Beyond the actual difficulty in doing this without a completely centralized hiring process, this feels incredibly immoral. People have families to feed.
People would submit fewer applications, but each individual application would have a higher chance of success, because everyone else would _also_ be submitting fewer applications. The number of job openings is the same either way, so the same number of people get hired in the end, right?
- The better applicants usually have several warm leads and often don't bother with high-effort application processes, since they have a pretty decent chance of getting hired wherever they apply, and they're also not bothering to apply for things they're wildly unqualified for
- The worse and more desperate applicants have the time and motivation to stick through the most bizarre and convoluted application process until they get kicked out, with no regard to how well they actually match the requirements
So thus, the more hoops you put into your process to try and stem the tide of the hoards of desperate unqualified applicants, the more you disproportionately screen out the highly qualified applicants who have better things to do and better opportunities to pursue.
> So thus, the more hoops you put into your process to try and stem the tide of the hoards of desperate unqualified applicants, the more you disproportionately screen out the highly qualified applicants who have better things to do and better opportunities to pursue.
Exactly. Asking me to upload a resume, and then data entry all the facts from my resume into form fields, just so that a company can not even reject me, basically tells me that I will be expendable drone #88238875 if I get a job there.
I feel a little bad that sometimes the recruiter probably fills the form out for me if their process requires is, but at least they actually intend to follow up on me as a lead.
The shortcut around this problem is for companies to rely on networking/recommendations rather than a large net, but that comes with its own downsides.
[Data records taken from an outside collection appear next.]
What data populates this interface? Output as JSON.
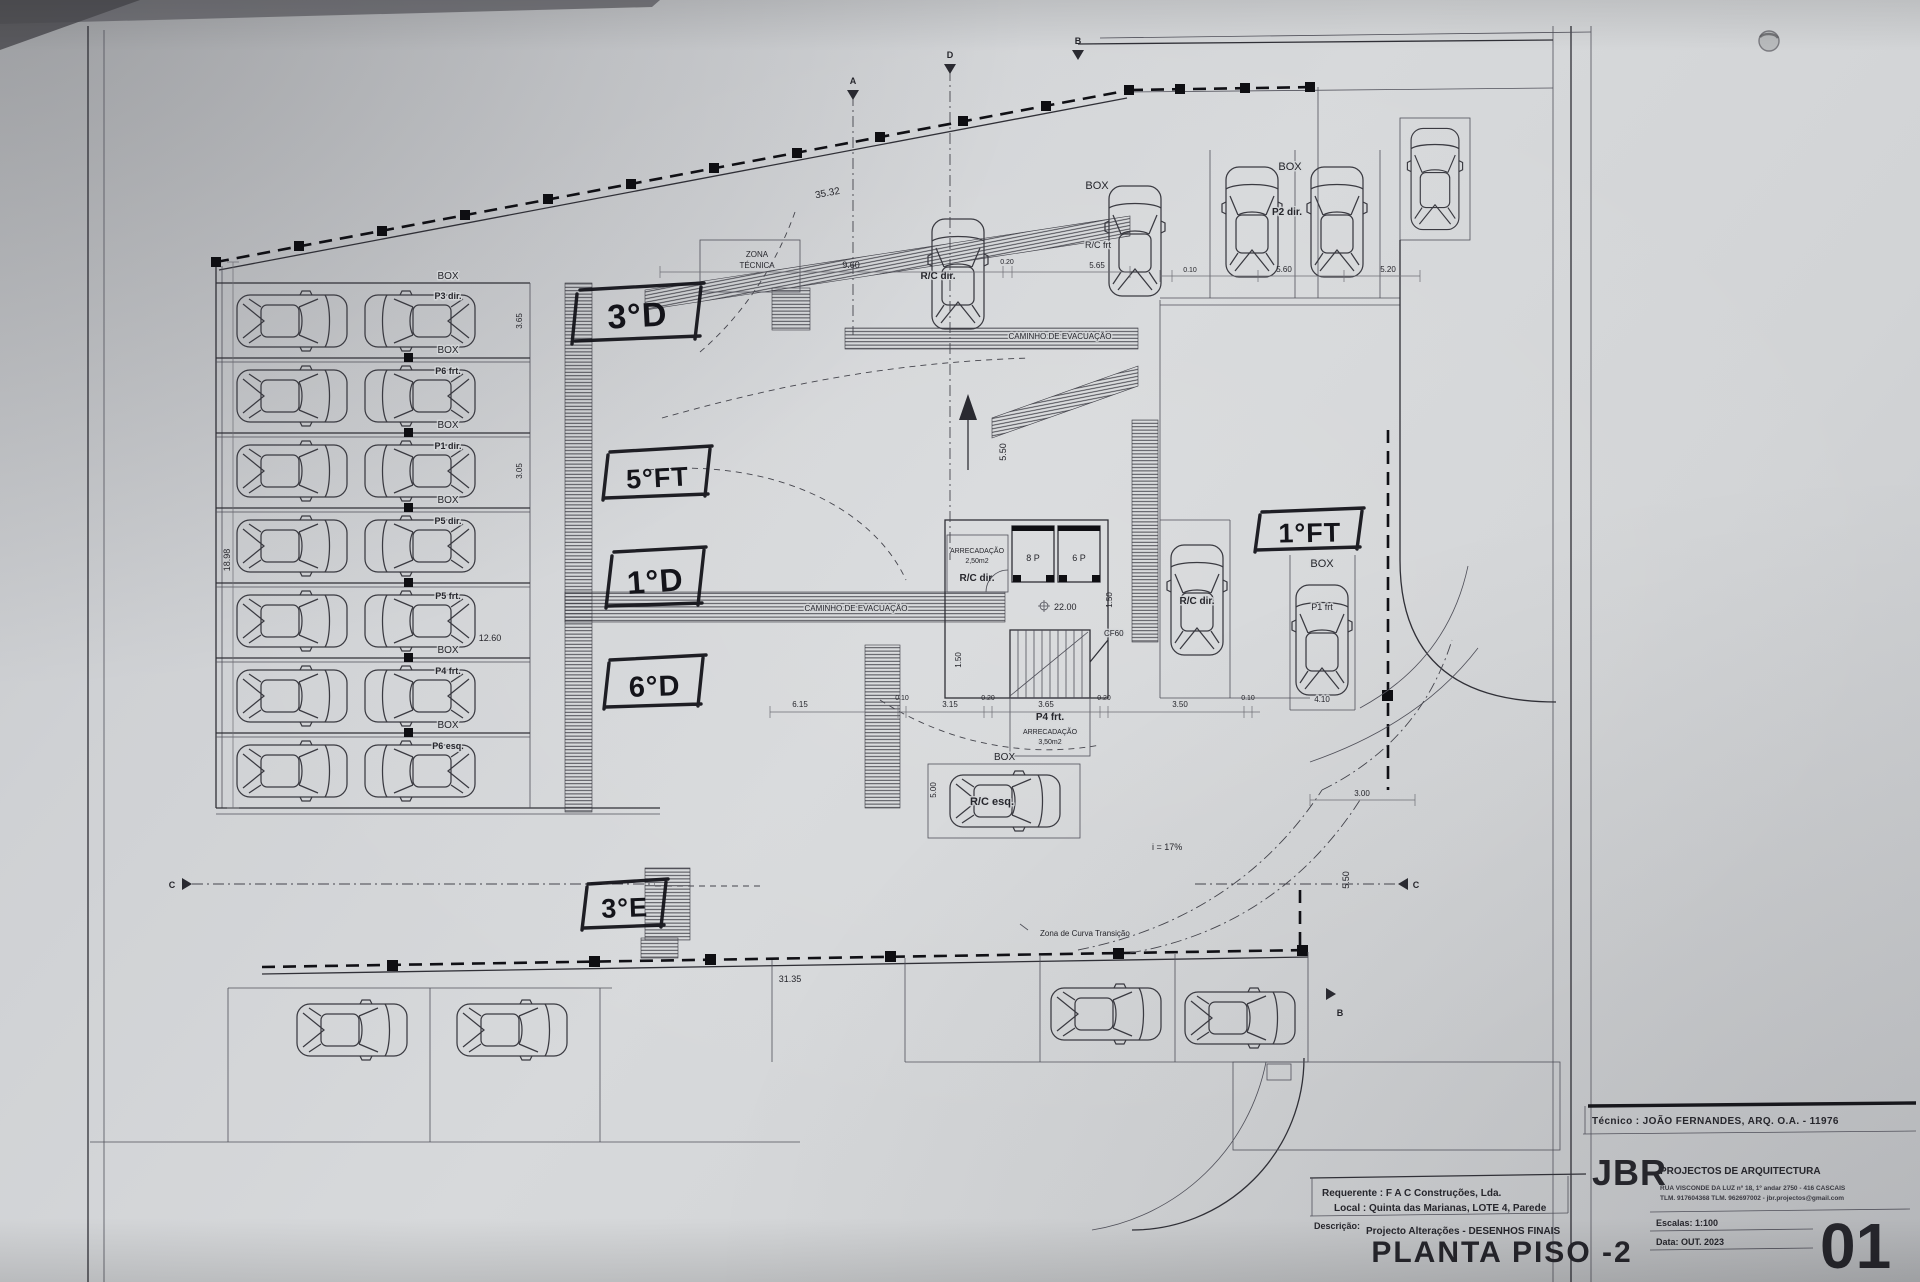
{
  "doc": {
    "tecnico": "Técnico : JOÃO FERNANDES, ARQ.   O.A. - 11976",
    "firm": "JBR",
    "firm_tag": "PROJECTOS DE ARQUITECTURA",
    "addr1": "RUA VISCONDE DA LUZ nº 18, 1º andar  2750 - 416  CASCAIS",
    "addr2": "TLM. 917604368  TLM. 962697002 - jbr.projectos@gmail.com",
    "requerente": "Requerente : F A C  Construções, Lda.",
    "local": "Local : Quinta das Marianas, LOTE 4, Parede",
    "descricao_label": "Descrição:",
    "descricao": "Projecto Alterações - DESENHOS FINAIS",
    "title": "PLANTA PISO -2",
    "escala": "Escalas:  1:100",
    "data": "Data: OUT.  2023",
    "sheet": "01"
  },
  "hand": {
    "h1": "3°D",
    "h2": "5°FT",
    "h3": "1°D",
    "h4": "6°D",
    "h5": "3°E",
    "h6": "1°FT"
  },
  "labels": {
    "box": "BOX",
    "zona1": "ZONA",
    "zona2": "TÉCNICA",
    "caminho": "CAMINHO DE EVACUAÇÃO",
    "rc_dir": "R/C dir.",
    "rc_frt": "R/C frt",
    "rc_esq": "R/C esq.",
    "p2_dir": "P2 dir.",
    "p1_frt": "P1 frt",
    "p4_frt": "P4 frt.",
    "arrec": "ARRECADAÇÃO",
    "a250": "2,50m2",
    "a350": "3,50m2",
    "e8": "8 P",
    "e6": "6 P",
    "lvl": "22.00",
    "cf": "CF60",
    "slope": "i = 17%",
    "curva": "Zona de Curva Transição"
  },
  "rows": [
    {
      "code": "P3 dir."
    },
    {
      "code": "P6 frt."
    },
    {
      "code": "P1 dir."
    },
    {
      "code": "P5 dir."
    },
    {
      "code": "P5 frt."
    },
    {
      "code": "P4 frt."
    },
    {
      "code": "P6 esq."
    }
  ],
  "dims": {
    "d3532": "35.32",
    "d960": "9.60",
    "d565": "5.65",
    "d010": "0.10",
    "d560": "5.60",
    "d520": "5.20",
    "d020": "0.20",
    "d615": "6.15",
    "d315": "3.15",
    "d365": "3.65",
    "d350": "3.50",
    "d150": "1.50",
    "d550": "5.50",
    "d500": "5.00",
    "d3135": "31.35",
    "d300": "3.00",
    "d410": "4.10",
    "d1260": "12.60",
    "d1898": "18.98",
    "d305": "3.05"
  },
  "markers": {
    "a": "A",
    "b": "B",
    "c": "C",
    "d": "D"
  }
}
A video came across my feed recently talking about this in tech. Was talking about how the advice for getting into tech that worked really well 1+ years ago isn't as effective today. Basically, the idea was that tech was hiring so voraciously, that they couldn't keep up with hiring by relying on networking bringing in enough candidates, so they needed a lot more recruiting efforts to fill the pipeline. This meant, that just grinding leet code and applying was enough to significantly increase the odds of getting hired. Basically the proportion of random application hires to referral hires was high. Today, not so much. I'd expect to need to jump though a lot more hoops today (not that leet code studying isn't it's own major hoop) to get hired. And of course, this proportion will shift again with the next major tech hiring boom.
> If you're here mate I hope it worked out for you
I hope it didn’t, contaminating the applications like this and automating it will only hurt the ones who’s applying, because now authentic resumes and legit knowledge will be overlooked by other fake auto generated resumes. This try hard wannabe attitude is always going to ruin the experience for everyone else, either in jobs, blog writings, dating, gaming, and basically everywhere.
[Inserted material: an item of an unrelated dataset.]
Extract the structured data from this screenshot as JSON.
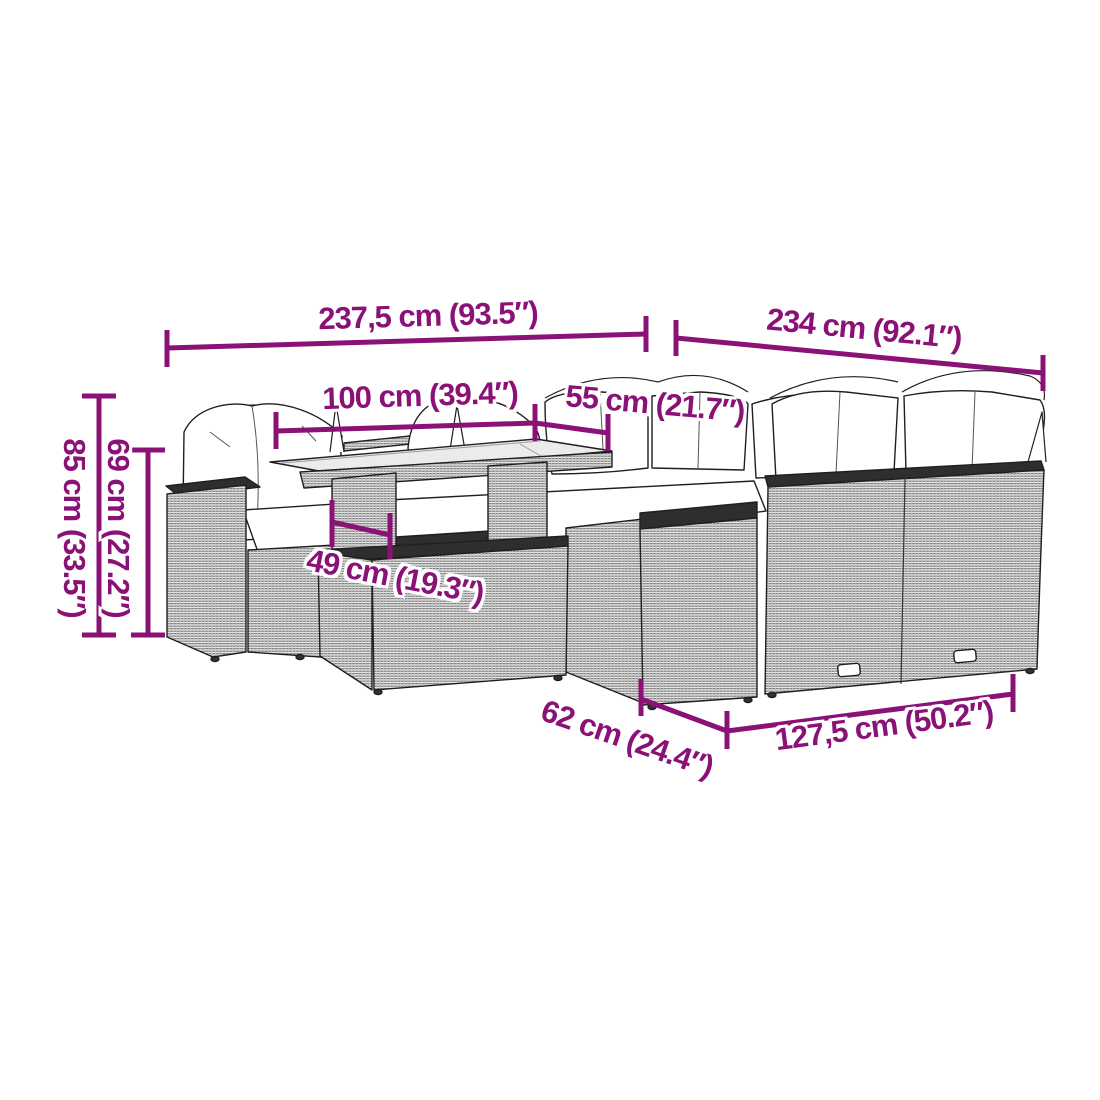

Yeah. With the genie being as far out of the bottle as it is though, I opted for empathy for the unemployed guy in this case.
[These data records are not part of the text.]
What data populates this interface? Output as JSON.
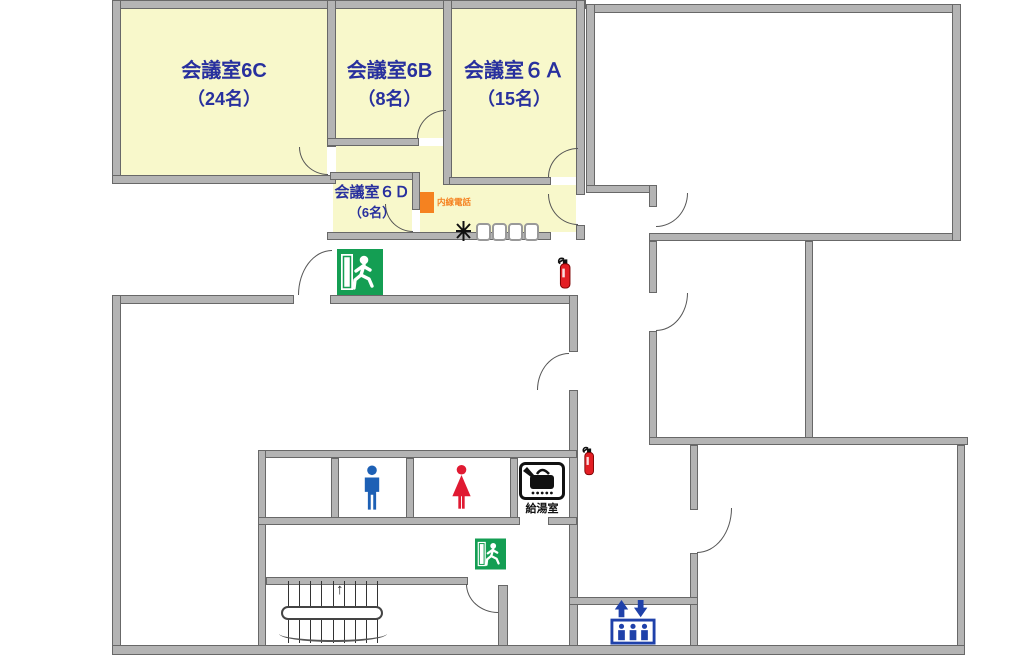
{
  "floorplan": {
    "rooms": {
      "meeting_6c": {
        "name": "会議室6C",
        "capacity": "（24名）"
      },
      "meeting_6b": {
        "name": "会議室6B",
        "capacity": "（8名）"
      },
      "meeting_6a": {
        "name": "会議室６Ａ",
        "capacity": "（15名）"
      },
      "meeting_6d": {
        "name": "会議室６Ｄ",
        "capacity": "（6名）"
      },
      "kitchenette": {
        "name": "給湯室"
      }
    },
    "annotations": {
      "intercom_phone": "内線電話",
      "stairs_up_arrow": "↑"
    },
    "icons": {
      "emergency_exit_signs": 2,
      "fire_extinguishers": 2,
      "men_restroom": "man-pictogram",
      "women_restroom": "woman-pictogram",
      "elevator": "elevator-pictogram",
      "stairs": "staircase",
      "plant": "plant-marker",
      "chairs": 4
    },
    "colors": {
      "room_fill": "#f8f8cb",
      "wall": "#b4b4b4",
      "room_text": "#28309e",
      "exit_green": "#149e53",
      "accent_orange": "#f58220",
      "men_blue": "#1d60b5",
      "women_red": "#e01a32",
      "elevator_blue": "#1f41aa",
      "extinguisher_red": "#e31e24"
    }
  }
}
I can see your point, absolutely, and the new normal is unfortunate and probably unsustainable.
Careers boards are just another early battleground where we're at a bit of a wait and see moment as for how we're going to deal with all of this cheap, coherent noise.
I also automate part of the process, and I think everyone should be or soon will be, but having received many CVS/cover letters as well, the ones with too much LLM are glaringly obvious and an easy rejection.
These days with companies receiving hundreds of CVs, you only need 1 reason to reject an application. Don't make your application so LLMy that you give the hiring manager an easy reason
We've raised the noise floor significantly.
Ps. If you're here mate I hope it worked out for you.